第一次阅读整个深度学习的开源框架,一边阅读,一边做笔记。不当之处,望斧正。
开始正题!
根据MNN源码所提供的demo PictureRecognition.cpp可以了解推理的流程。
- 根据模型文件创建解释器Interpreter。
- 根据ScheduleConfig配置创建会话Session。
- 将数据填入session的input tensor中。
- run session。
- 从output tensor获取推理结果。
我们也通过这个流程一层层的逐渐深入阅读整理MNN的源码。
解释器 Interpreter
定义
先来看Interpreter的定义。
class MNN_PUBLIC Interpreter {
public:
/**
* @brief create net from file.
* @param file given file.
* @return created net if success, NULL otherwise.
*/
static Interpreter* createFromFile(const char* file);
/**
* @brief create net from buffer.
* @param buffer given data buffer.
* @param size size of data buffer.
* @return created net if success, NULL otherwise.
*/
static Interpreter* createFromBuffer(const void* buffer, size_t size);
~Interpreter();
public:
/**
* @brief create session with schedule config. created session will be managed in net.
* @param config session schedule config.
* @return created session if success, NULL otherwise.
*/
Session* createSession(const ScheduleConfig& config);
/**
* @brief create multi-path session with schedule configs. created session will be managed in net.
* @param configs session schedule configs.
* @return created session if success, NULL otherwise.
*/
Session* createMultiPathSession(const std::vector<ScheduleConfig>& configs);
/**
* @brief release session.
* @param session given session.
* @return true if given session is held by net and is freed.
*/
bool releaseSession(Session* session);
/**
* @brief call this function to get tensors ready. output tensor buffer (host or deviceId) should be retrieved
* after resize of any input tensor.
* @param session given session.
*/
void resizeSession(Session* session);
/**
* @brief call this function if don't need resize or create session any more, it will save a few memory that equal
* to the size of model buffer
*/
void releaseModel();
/**
* @brief Get the model buffer for user to save
* @return std::make_pair(modleBuffer, modelSize).
* @example:
* std::ofstream output("trainResult.alinn")

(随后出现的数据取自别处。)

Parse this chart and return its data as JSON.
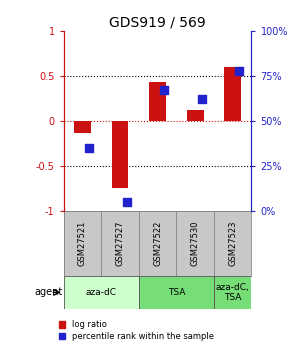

* auto buffer = net->getModelBuffer();
* output.write((const char*)buffer.first, buffer.second);
*/
std::pair<const void*, size_t> getModelBuffer() const;
/**
* @brief update Session's Tensor to model's Const Op
* @param session given session.
* @return result of running.
*/
ErrorCode updateSessionToModel(Session* session);
/**
* @brief run session.
* @param session given session.
* @return result of running.
*/
ErrorCode runSession(Session* session) const;
/*
* @brief run session.
* @param session given session.
* @param before callback before each op. return true to run the op; return false to skip the op.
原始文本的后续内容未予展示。